I actually decided to read up on the rules of the Space Hulk board game, and they do look pretty tight. I see a lot of that game's design is driven by usability on a table without forcing players to do complex calculations or write stuff down. For example, flamers have 6 fuel. How do you track that? You give the Space Marine player 6 flame tokens :) Space Marines also seem to have only had 4 action points, executed all at the same time, with "command points" on top of that. It's a VERY simple system, wich is what you want in a tabletop game with no computer assistence. Hell of a lot better than the Doom board game where the rules were so complicated I got lost trying to learn them.

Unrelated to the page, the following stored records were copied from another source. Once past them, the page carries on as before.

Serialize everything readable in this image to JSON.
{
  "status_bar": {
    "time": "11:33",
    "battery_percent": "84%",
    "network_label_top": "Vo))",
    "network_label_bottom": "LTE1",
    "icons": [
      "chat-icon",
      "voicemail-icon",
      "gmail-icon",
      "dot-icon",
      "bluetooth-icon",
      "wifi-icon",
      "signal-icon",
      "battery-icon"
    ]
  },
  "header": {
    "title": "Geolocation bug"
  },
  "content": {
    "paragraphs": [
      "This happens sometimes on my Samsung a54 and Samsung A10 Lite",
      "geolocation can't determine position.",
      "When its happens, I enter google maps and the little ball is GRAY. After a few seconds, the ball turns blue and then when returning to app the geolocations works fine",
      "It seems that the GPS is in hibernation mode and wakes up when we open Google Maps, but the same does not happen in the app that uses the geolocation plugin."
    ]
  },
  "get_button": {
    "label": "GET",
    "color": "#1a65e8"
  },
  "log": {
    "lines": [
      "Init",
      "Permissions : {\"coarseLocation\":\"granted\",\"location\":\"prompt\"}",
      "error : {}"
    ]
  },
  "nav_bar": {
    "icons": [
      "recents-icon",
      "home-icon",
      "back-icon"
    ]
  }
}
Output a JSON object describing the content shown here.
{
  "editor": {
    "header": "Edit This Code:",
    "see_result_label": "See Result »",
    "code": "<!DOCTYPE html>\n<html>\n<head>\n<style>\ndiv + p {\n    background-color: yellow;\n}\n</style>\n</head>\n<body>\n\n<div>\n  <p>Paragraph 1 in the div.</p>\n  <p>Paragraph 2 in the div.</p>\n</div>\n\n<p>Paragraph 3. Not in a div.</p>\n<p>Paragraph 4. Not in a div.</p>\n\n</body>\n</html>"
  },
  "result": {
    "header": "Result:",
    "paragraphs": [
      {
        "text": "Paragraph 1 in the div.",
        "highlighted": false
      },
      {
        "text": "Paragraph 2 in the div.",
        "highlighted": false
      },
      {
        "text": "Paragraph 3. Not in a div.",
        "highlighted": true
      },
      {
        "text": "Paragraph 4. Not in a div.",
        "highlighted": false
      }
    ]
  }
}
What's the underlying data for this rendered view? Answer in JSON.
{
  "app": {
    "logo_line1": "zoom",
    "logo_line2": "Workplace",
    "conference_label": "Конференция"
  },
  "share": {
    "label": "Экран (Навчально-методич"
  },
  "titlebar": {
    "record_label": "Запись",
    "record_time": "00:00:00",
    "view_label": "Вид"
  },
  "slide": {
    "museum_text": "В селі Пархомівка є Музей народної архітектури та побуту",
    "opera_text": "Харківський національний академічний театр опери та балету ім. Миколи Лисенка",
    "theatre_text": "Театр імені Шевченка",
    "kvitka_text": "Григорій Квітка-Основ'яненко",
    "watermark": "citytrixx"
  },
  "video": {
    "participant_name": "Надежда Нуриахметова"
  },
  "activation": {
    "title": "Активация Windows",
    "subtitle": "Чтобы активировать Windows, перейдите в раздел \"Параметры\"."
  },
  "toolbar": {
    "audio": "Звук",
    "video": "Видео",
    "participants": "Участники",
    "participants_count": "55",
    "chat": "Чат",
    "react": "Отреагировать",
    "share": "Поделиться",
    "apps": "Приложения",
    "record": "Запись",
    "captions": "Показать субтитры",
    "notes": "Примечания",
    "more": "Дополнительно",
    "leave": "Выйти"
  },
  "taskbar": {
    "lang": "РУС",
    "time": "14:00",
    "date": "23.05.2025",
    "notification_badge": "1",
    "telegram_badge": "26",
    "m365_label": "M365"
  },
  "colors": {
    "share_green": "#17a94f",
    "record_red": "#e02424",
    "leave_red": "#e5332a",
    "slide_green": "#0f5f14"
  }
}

I remember trying the original Space Hulk video game that this one is based on and found it even more simplistic and annoying, but that's from the perspective of a video game. When I think "computer board game," I think more along the lines of XCOM's tactical gameplay. That's basically a very very VERY complicated turn-based board game, just one which would be an absolute nightmare to play "by hand." Space Hulk the board game is something I would probably play as a board game if I had a physical copy or if I can find a version of it for Tabletop Simulator. I have a friend who's into tabletop stuff using that.
I think the major disconnect here is between what works as a board game and what works as a computer game... Or rather, what I expect out of either. I expect a board game to be simple enough that I can remember the rules with the help of a basic cheat sheet, which Space Hulk really is. However, I expect a computer game to be complex enough that my overall input as a thinking human being matters more than the under-the-hood calculations.
Thanks for the perspective, though. I really appreciate it.
You need to level your dudes and unlock some gear.
If you aren't playing on at least hard, bump of the difficulty.
If the game isn't spawning enough stealers to swarm you, then yeah, it's gonna feel pretty weak.
That changes alot when you don't even have enough bullets to kill everything that is moving in a round.